How does an island nation convince a superpower that it matters? With good food, good wine, and the truth.
12:00 AM, Apr 24, 2002 • By VICTORINO MATUS
I ended up sitting directly across from Christofias, his eyes gazing directly into mine. Which meant I didn't dwell on the pastries that were passed around. I noticed one with chocolate scribble but ended up selecting an innocuous cheese danish. But upon closer inspection the danish concealed a sliver of peach. Not what I wanted but it was too late. The man from the Washington Times was already rummaging through the basket. However the fresh fruit was sheer delight. Strawberries this time of year are questionable elsewhere, but not at the Ritz-Carlton. This bowl of sliced fruit, including cantaloupe, honeydew, and pineapple, was served smartly chilled. It was a shame this was the whole meal.
But as I say, I wasn't dwelling on the food. Christofias was less optimistic than President Vassiliou. Sure, he thinks Cyprus will be admitted to the European Union in the next couple of years, but the Turkish problem bothers him. Greatly. It was a productive trip for him--he got face time with Denny Hastert, Dick Gephardt, Joe Biden, and even Condoleezza Rice. And I came away with a better sense of the problems and challenges facing Cyprus than I did before. And I was sold on the idea that Turkish occupation must end. The trick is getting international pressure to force them out.
After these meetings, I spoke with a friend at the White House. He asked, "And this matters to the United States because?" And therein lies the problem. Why should we go out of our way for a nation the size of Rhode Island? Cyprus certainly doesn't pose a threat to U.S. interests abroad. There is no nuclear proliferation. It is not a safe haven for al Qaeda. American citizens are not at risk there. So why bother?
It's a difficult obstacle for Miltos Miltiadou, the press counselor at the embassy. "My job is to explain to the United States why Cyprus is important to them, for political reasons, strategic reasons, economic reasons," he says. It's something he's been doing since 1989. It comes in the form of arranging informative dinners, lunch discussions, breakfast briefings, and the like. But doing this every week can be taxing. Miltos, a cherubic and likeable Mediterranean in his forties, is in fact taking a much needed vacation back home after this most recent round of visits. But with all this work accomplished, he is optimistic. "We have a lot of help here, from friends in Congress and in the Greek and Cypriot community. So it is working. We are making everyone aware of what is going on."
And what is going on is quite clear. The two things that Cyprus wants are (1) the Turks to pull out of the north and (2) to join the European Union. Cypriots believe that these goals can actually be achieved conjointly. Cyprus has been independent since 1960. Before that it was a British crown colony. It's been no secret that Turkey had badly wanted to add Cyprus to its holdings since the days of Ottoman rule. In 1974 that opportunity came. When a coup by the military junta against the president was attempted, Turkey sent in a massive force ostensibly to protect the Turkish Cypriot minority from possible attacks. Which never happened. The junta eventually collapsed and President Makarios returned.

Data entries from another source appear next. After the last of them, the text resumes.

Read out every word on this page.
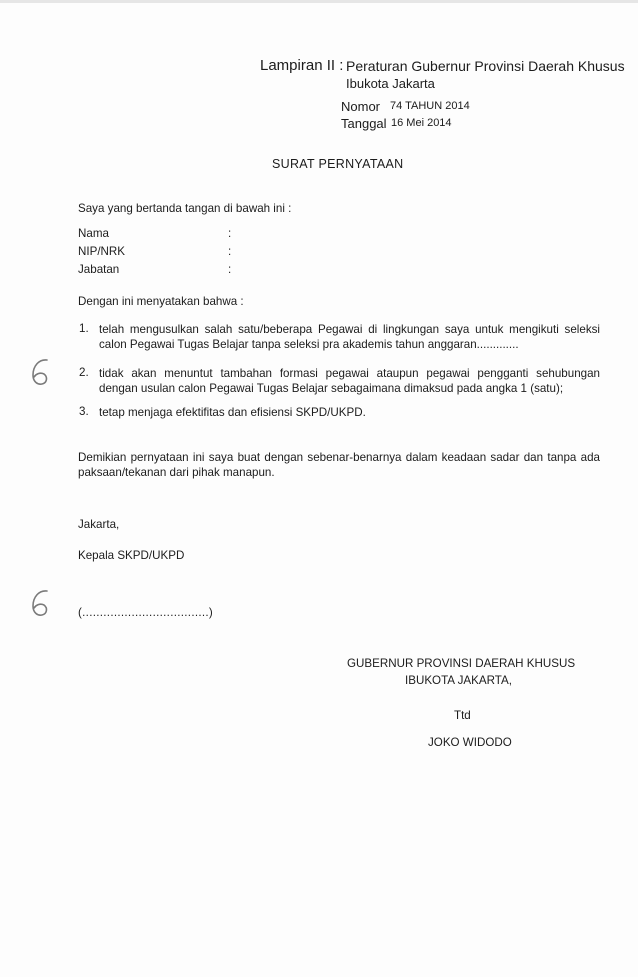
Lampiran II : Peraturan Gubernur Provinsi Daerah Khusus
Ibukota Jakarta
Nomor 74 TAHUN 2014
Tanggal 16 Mei 2014
SURAT PERNYATAAN
Saya yang bertanda tangan di bawah ini :
Nama	:
NIP/NRK	:
Jabatan	:
Dengan ini menyatakan bahwa :
1. telah mengusulkan salah satu/beberapa Pegawai di lingkungan saya untuk mengikuti seleksi calon Pegawai Tugas Belajar tanpa seleksi pra akademis tahun anggaran.............
2. tidak akan menuntut tambahan formasi pegawai ataupun pegawai pengganti sehubungan dengan usulan calon Pegawai Tugas Belajar sebagaimana dimaksud pada angka 1 (satu);
3. tetap menjaga efektifitas dan efisiensi SKPD/UKPD.
Demikian pernyataan ini saya buat dengan sebenar-benarnya dalam keadaan sadar dan tanpa ada paksaan/tekanan dari pihak manapun.
Jakarta,
Kepala SKPD/UKPD
(....................................)
GUBERNUR PROVINSI DAERAH KHUSUS
IBUKOTA JAKARTA,
Ttd
JOKO WIDODO
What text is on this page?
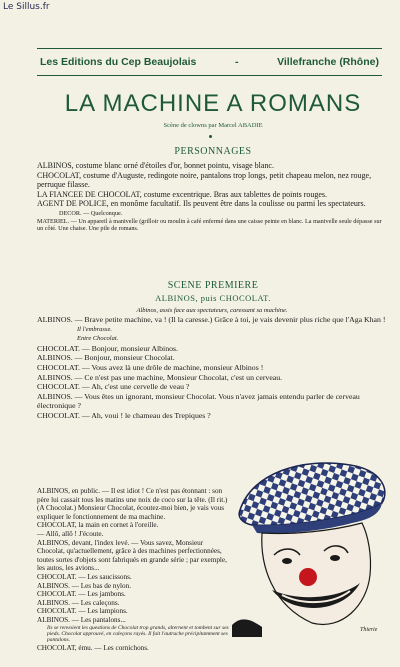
Le Sillus.fr
Les Editions du Cep Beaujolais	-	Villefranche (Rhône)
LA MACHINE A ROMANS
Scène de clowns par Marcel ABADIE
PERSONNAGES

ALBINOS, costume blanc orné d'étoiles d'or, bonnet pointu, visage blanc.

CHOCOLAT, costume d'Auguste, redingote noire, pantalons trop longs, petit chapeau melon, nez rouge, perruque filasse.

LA FIANCEE DE CHOCOLAT, costume excentrique. Bras aux tablettes de points rouges.

AGENT DE POLICE, en monôme facultatif. Ils peuvent être dans la coulisse ou parmi les spectateurs.

DECOR. — Quelconque.

MATERIEL. — Un appareil à manivelle (grilloir ou moulin à café enfermé dans une caisse peinte en blanc. La manivelle seule dépasse sur un côté. Une chaise. Une pile de romans.

SCENE PREMIERE
ALBINOS, puis CHOCOLAT.

Albinos, assis face aux spectateurs, caressant sa machine.

ALBINOS. — Brave petite machine, va ! (Il la caresse.) Grâce à toi, je vais devenir plus riche que l'Aga Khan !

Il l'embrasse.

Entre Chocolat.

CHOCOLAT. — Bonjour, monsieur Albinos.

ALBINOS. — Bonjour, monsieur Chocolat.

CHOCOLAT. — Vous avez là une drôle de machine, monsieur Albinos !

ALBINOS. — Ce n'est pas une machine, Monsieur Chocolat, c'est un cerveau.

CHOCOLAT. — Ah, c'est une cervelle de veau ?

ALBINOS. — Vous êtes un ignorant, monsieur Chocolat. Vous n'avez jamais entendu parler de cerveau électronique ?

CHOCOLAT. — Ah, voui ! le chameau des Trepiques ?

ALBINOS, en public. — Il est idiot ! Ce n'est pas étonnant : son père lui cassait tous les matins une noix de coco sur la tête. (Il rit.) (A Chocolat.) Monsieur Chocolat, écoutez-moi bien, je vais vous expliquer le fonctionnement de ma machine.

CHOCOLAT, la main en cornet à l'oreille.

— Allô, allô ! J'écoute.

ALBINOS, devant, l'index levé. — Vous savez, Monsieur Chocolat, qu'actuellement, grâce à des machines perfectionnées, toutes sortes d'objets sont fabriqués en grande série ; par exemple, les autos, les avions...

CHOCOLAT. — Les saucissons.

ALBINOS. — Les bas de nylon.

CHOCOLAT. — Les jambons.

ALBINOS. — Les caleçons.

CHOCOLAT. — Les lampions.

ALBINOS. — Les pantalons...

Ils se renvoient les questions de Chocolat trop grands, alternent et tombent sur ses pieds. Chocolat approuvé, en caleçons rayés. Il fait l'autruche précipitamment ses pantalons.

CHOCOLAT, ému. — Les cornichons.

Thierie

But the Turks never left and the island is still occupied. Even the capital of Nicosia is divided--the only world capital of its kind. Worse, 142,000 Greek Cypriots in the north were forcibly expelled. In their place, tens of thousands of immigrants direct from Turkey (mostly from Anatolia) began to inhabit the recently emptied homes--many were extremely impoverished and backward (some didn't even know what to do with refrigerators and put their shoes in them).
In 1983, the "Turkish Republic of Cyprus" was declared. But no one except Turkey recognizes it. On the contrary, U.N. resolutions and condemnations by the European Union have been heaped on Turkey for its refusal to leave. The United States has also expressed the desire to see this occupation come to an end. And Turkish Cypriots themselves have now voiced their unhappiness with the Ankara government and want a return to their original identity. But Turkey has been immovable on this issue. One reason is its value as a NATO member. Turkey borders Iraq to the southeast. Any disruption in U.S.-Turkish relations may have repercussions if we were to try and topple Saddam Hussein. But Turkey is in a bind because it, too, wants to join the European Union.
Cyprus is on track to become a member of the EU by 2003 or 2004. Brussels says it hopes the Turkish situation can be resolved beforehand. But if it isn't, Cyprus will join anyway, waiting for that missing 37 percent to one day be incorporated. The Turks, on the other hand, will not get off that easily: There is no way they can enter the EU while still having a military occupying force on the soil of another member.